The soul of a journey is liberty, perfect liberty, to think, feel, do just as one pleases. We go a journey chiefly to be free of all impediments and of all inconveniences; to leave ourselves behind, much more to get rid of others.

Here we hear the vivid voice of Hazlitt as a liberal thinker. Langan does not discuss Hazlitt's walking, just as she ignores Byron's exile. She could take this unrestrained, undestined wandering analogically to represent the peculiar manner in which money ambulates in the commercial world as if it were taking on a life of its own.

But is Wordsworth's walking so solitary? As Langan herself shows in the fourth chapter, the Wanderer seeks for a communal sympathy, in contrast with Margaret and the Solitary. When the poet sings on daffodils, he did not actually wander 'lonely as a cloud': his sister Dorothy was with him. She regularly accompanied his walking and attended his revisit to Tintern Abbey as an agency to connect his past and present. It is through familial or communal sympathy that walking becomes a means of dissolving the dichotomy of the self. His walking trips to Scotland enabled the poet to feel the timeless and universal communion of holy bards.

Past, present, future, all appeared

In harmony united

Like guests that meet, and some from far,

By cordial love invited.

'Yarrow Revisited'

Dorothy's presence occupies a more important place in his home-making sauntering at Grasmere. In the rural community, the poet attempts to construct an earthly paradise for himself and his Emma. Walking thus becomes a creative communal activity, not a solitary indulgence like Rousseau's misanthropic promenade.

Where'er my footsteps turned,

Her Voice was like a hidden Bird that sang.

Home at Grasmere

This rural rambling activates his imagination which envisages a harmonious 'Centre' of his social life 'Made for itself, and happy in itself / Perfect Contentment, Unity entire'. Unlike Shelley and Byron, Wordsworth's wandering life did not end into an ever-shifting exile.

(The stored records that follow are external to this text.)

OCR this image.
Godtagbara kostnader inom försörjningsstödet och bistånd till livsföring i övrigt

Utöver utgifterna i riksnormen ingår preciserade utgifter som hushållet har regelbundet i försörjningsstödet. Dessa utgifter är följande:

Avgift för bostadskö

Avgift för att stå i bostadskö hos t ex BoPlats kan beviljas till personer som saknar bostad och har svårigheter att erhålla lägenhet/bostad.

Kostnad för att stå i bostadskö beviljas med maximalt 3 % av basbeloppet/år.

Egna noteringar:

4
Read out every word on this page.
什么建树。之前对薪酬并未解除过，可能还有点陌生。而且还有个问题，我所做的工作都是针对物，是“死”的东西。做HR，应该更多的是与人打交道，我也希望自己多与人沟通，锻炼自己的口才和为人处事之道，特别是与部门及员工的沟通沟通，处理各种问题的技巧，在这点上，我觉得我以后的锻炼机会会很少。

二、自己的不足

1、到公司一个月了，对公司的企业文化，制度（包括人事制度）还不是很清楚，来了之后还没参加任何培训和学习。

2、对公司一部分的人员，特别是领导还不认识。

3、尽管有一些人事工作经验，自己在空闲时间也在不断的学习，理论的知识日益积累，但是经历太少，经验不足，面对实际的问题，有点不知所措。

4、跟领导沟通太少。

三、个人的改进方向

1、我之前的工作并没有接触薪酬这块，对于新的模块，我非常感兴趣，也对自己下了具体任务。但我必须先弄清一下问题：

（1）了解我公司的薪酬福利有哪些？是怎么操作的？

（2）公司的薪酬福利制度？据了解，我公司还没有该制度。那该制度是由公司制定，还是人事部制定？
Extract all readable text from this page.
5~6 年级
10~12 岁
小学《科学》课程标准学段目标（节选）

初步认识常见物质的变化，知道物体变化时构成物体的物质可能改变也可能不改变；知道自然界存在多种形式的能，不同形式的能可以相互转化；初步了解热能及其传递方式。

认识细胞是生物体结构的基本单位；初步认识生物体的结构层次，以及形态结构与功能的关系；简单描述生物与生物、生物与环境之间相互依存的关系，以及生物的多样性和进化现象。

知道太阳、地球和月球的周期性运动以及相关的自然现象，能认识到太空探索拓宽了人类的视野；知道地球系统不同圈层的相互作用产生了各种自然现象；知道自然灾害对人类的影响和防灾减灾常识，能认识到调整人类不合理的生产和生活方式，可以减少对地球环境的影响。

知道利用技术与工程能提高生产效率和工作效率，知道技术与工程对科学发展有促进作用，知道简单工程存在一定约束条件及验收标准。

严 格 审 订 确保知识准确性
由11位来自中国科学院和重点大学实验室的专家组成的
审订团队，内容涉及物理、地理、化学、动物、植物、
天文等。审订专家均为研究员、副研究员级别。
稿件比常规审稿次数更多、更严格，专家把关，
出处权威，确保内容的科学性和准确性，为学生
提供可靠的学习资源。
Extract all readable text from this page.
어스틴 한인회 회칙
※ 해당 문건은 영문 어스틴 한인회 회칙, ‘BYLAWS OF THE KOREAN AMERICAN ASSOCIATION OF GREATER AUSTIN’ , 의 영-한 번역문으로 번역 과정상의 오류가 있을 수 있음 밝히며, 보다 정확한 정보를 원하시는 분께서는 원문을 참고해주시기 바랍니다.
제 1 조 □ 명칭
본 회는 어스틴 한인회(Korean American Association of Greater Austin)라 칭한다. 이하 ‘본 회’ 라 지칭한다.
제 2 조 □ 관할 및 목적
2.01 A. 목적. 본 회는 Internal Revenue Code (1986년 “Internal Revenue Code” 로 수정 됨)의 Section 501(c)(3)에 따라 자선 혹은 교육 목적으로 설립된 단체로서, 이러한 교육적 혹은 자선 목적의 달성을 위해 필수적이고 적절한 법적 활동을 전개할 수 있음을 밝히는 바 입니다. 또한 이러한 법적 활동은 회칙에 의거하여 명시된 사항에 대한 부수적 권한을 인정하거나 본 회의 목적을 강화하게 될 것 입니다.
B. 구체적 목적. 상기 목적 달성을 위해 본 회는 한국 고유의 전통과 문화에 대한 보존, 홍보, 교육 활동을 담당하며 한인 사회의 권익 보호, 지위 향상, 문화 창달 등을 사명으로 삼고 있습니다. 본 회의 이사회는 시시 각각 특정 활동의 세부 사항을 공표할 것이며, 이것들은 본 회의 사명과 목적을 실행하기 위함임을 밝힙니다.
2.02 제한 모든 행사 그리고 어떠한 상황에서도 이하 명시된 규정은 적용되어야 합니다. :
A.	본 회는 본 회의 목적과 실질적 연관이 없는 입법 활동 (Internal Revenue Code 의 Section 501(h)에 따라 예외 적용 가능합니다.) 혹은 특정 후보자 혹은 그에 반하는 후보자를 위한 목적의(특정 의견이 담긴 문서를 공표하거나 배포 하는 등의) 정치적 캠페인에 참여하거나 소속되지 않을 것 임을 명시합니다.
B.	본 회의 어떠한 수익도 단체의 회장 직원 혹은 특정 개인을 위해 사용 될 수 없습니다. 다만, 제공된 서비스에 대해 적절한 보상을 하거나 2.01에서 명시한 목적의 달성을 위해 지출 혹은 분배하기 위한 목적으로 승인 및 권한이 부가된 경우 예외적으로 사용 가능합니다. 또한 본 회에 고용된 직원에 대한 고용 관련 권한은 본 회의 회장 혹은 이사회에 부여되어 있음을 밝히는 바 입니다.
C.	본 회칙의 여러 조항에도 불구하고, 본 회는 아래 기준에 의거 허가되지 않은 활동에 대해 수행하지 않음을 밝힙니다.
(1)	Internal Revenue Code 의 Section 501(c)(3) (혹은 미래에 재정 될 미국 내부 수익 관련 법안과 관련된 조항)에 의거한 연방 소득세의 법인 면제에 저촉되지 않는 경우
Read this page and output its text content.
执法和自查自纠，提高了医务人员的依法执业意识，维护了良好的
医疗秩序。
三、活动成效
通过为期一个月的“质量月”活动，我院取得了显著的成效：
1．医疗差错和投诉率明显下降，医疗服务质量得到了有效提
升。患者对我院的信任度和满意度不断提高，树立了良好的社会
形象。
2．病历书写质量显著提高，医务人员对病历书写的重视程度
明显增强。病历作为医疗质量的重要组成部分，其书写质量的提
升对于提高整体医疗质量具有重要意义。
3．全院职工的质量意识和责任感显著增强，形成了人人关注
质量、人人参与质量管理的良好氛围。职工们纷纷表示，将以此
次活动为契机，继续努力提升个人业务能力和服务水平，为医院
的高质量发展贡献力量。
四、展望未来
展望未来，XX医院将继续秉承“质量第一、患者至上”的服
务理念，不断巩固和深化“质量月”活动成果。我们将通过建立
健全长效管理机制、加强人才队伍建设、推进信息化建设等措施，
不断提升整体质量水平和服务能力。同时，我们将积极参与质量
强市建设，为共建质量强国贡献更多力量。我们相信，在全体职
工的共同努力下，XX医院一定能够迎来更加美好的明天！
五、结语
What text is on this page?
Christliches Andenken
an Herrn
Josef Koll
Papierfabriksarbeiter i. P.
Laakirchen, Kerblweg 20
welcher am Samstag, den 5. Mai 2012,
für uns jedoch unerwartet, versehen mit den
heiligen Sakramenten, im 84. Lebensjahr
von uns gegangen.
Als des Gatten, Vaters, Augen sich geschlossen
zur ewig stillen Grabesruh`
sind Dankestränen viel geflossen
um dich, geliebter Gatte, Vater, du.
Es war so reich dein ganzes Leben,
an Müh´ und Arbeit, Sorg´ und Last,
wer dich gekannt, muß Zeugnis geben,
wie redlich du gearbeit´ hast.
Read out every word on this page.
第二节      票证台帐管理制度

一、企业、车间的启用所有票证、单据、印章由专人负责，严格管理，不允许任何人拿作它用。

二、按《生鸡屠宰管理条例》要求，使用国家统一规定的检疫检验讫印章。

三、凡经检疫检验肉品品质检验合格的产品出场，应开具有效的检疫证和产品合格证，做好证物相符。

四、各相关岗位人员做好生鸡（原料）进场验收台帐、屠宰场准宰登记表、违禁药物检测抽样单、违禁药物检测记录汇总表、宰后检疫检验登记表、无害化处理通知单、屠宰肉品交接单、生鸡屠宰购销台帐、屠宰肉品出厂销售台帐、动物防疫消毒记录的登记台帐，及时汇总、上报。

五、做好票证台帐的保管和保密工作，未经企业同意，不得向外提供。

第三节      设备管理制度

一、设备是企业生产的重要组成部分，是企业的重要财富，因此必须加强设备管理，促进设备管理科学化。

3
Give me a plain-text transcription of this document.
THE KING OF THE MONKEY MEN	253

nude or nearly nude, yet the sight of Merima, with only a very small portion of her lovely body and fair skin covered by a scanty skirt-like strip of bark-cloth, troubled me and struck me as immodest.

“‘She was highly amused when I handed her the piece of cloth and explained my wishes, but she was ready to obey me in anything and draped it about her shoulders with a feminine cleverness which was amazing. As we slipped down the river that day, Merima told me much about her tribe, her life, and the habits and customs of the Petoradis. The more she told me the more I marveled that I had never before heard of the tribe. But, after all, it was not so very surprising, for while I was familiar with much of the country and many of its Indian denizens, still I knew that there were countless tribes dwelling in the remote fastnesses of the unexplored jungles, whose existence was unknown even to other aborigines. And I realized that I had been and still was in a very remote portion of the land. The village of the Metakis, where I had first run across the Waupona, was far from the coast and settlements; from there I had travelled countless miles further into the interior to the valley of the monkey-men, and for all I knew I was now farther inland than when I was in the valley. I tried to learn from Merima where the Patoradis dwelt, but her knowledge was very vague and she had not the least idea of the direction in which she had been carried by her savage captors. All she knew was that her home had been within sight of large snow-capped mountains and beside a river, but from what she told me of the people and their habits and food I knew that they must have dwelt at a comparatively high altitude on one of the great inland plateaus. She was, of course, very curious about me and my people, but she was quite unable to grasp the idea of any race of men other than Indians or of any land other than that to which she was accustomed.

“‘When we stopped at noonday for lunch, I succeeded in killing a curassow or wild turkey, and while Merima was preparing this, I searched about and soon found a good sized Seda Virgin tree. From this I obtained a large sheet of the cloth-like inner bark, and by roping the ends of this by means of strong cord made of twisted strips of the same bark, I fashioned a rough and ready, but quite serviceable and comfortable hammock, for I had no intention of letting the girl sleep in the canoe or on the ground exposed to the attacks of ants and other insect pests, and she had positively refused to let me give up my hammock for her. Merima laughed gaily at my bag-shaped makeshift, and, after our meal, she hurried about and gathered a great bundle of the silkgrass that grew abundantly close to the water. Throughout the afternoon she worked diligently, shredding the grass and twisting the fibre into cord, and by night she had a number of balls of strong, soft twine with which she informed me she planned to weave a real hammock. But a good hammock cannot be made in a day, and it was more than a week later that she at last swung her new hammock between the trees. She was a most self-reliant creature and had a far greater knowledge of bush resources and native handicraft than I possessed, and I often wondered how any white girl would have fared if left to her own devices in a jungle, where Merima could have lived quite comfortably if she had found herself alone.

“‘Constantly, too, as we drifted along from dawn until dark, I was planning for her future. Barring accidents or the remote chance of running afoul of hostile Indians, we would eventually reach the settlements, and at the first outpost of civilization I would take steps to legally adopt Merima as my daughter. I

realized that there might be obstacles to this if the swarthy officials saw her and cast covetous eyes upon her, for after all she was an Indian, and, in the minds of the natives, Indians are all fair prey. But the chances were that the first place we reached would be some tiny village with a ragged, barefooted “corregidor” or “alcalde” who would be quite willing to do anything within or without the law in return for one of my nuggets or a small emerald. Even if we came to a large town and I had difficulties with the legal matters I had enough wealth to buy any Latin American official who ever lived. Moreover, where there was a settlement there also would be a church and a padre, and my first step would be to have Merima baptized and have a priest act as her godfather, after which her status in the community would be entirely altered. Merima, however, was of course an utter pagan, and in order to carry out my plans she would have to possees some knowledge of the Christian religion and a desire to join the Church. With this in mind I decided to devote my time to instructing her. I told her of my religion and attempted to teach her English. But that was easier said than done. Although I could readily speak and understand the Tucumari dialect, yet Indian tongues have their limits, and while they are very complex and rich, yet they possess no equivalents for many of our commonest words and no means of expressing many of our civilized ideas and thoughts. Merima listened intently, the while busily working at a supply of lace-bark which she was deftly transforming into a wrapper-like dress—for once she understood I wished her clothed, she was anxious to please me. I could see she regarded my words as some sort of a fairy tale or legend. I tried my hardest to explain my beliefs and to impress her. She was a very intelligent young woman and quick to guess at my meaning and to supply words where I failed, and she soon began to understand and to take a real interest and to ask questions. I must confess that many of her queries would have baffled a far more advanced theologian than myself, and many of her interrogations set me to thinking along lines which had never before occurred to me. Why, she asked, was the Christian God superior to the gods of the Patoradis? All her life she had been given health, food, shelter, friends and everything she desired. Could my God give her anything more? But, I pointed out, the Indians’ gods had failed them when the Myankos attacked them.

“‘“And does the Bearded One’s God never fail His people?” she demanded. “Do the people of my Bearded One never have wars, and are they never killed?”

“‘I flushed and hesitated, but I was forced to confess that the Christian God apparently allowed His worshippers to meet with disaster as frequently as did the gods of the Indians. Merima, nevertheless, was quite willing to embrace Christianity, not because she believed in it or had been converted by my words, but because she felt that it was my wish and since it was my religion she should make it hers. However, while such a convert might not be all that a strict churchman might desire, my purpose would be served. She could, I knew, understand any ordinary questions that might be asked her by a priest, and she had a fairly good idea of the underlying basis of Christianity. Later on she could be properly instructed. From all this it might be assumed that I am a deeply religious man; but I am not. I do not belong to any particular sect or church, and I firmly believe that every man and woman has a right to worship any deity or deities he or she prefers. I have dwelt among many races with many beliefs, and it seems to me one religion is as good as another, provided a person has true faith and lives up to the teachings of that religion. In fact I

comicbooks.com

Either physically or imaginatively he frequently returns to nature in the Lake District. His Guide to the Lakes, is not only a product of the observations made in his daily walks, but an epitome of the Wordsworthian walking which connects past and present and harmonises nature and man. The human life he describes is not a society anxiously haunted by capitalism, but an old rural community which keeps the 'pure Commonwealth' of local yeomen, who live under the beneficent protection of Nature and the Church. Is this social attitude to be considered as 'liberal'? In her Walking, Literature, and English Culture (Oxford, 1993), Anne Wallace gives such a communal walking in Wordsworth, the name of 'peripatetic' walking, which is an substitute for and a preventive against the decline of georgic England. Her book was a great consolation to me after reading Langan's avant-garde reading of Wordsworth.